La CMAP estime également que le rapport de Human Rights Watch ne relève pas d’une simple perception, mais reflète des préoccupations réelles concernant les libertés politiques. L’organisation dénonce par ailleurs un climat d’intimidation à l’égard de certains acteurs politiques et appelle au respect des libertés fondamentales.

Face à cette situation, d’autres voix au sein de la majorité présidentielle appellent à plus de prudence dans l’interprétation de ces situations.

Jean‑Thierry Monsenepwo, estime que certaines accusations d’enlèvement relèvent parfois d’une confusion entre arrestation judiciaire et disparition forcée.

Il souligne que certaines personnalités politiques évoquent des enlèvements alors qu’il s’agirait, selon lui, d’arrestations liées à des faits jugés contraires à la loi ou à des dépassements dans l’exercice de la liberté d’expression.

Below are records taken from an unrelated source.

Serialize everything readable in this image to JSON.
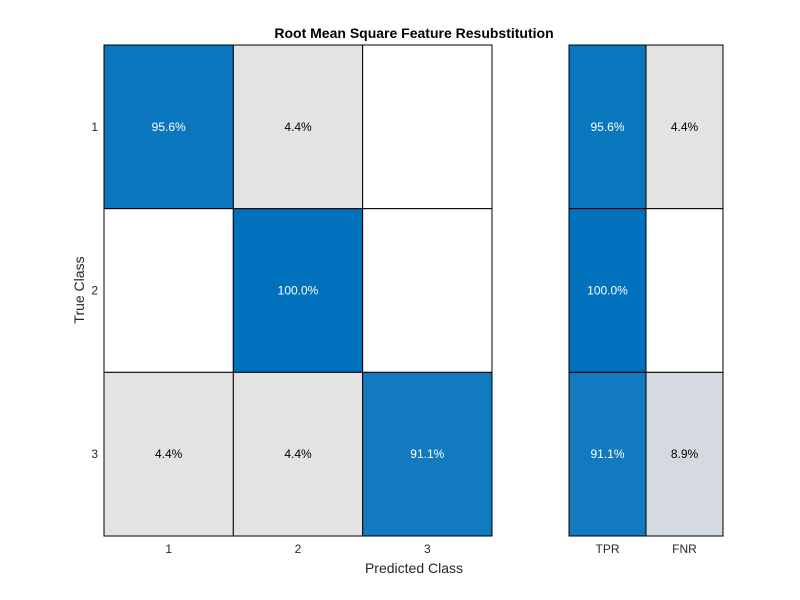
{
  "chart_data": {
    "type": "heatmap",
    "title": "Root Mean Square Feature Resubstitution",
    "xlabel": "Predicted Class",
    "ylabel": "True Class",
    "row_labels": [
      "1",
      "2",
      "3"
    ],
    "col_labels": [
      "1",
      "2",
      "3"
    ],
    "values": [
      [
        95.6,
        4.4,
        null
      ],
      [
        null,
        100.0,
        null
      ],
      [
        4.4,
        4.4,
        91.1
      ]
    ],
    "summary_col_labels": [
      "TPR",
      "FNR"
    ],
    "summary_values": [
      [
        95.6,
        4.4
      ],
      [
        100.0,
        null
      ],
      [
        91.1,
        8.9
      ]
    ],
    "value_suffix": "%",
    "colors": {
      "high": "#0072bd",
      "low": "#f9ece6",
      "empty": "#ffffff",
      "grid": "#000000",
      "text_on_dark": "#ffffff",
      "text_on_light": "#000000"
    }
  }
}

Pour Jean‑Thierry Monsenepwo, il est essentiel de faire la distinction entre les procédures judiciaires et les véritables cas d’enlèvements afin d’éviter toute confusion dans le débat public. Il appelle ainsi les acteurs politiques à faire preuve de responsabilité dans leurs déclarations.

Ce débat relance une fois de plus la question du respect des libertés politiques et du rôle du dialogue dans la consolidation de la démocratie en République démocratique du Congo.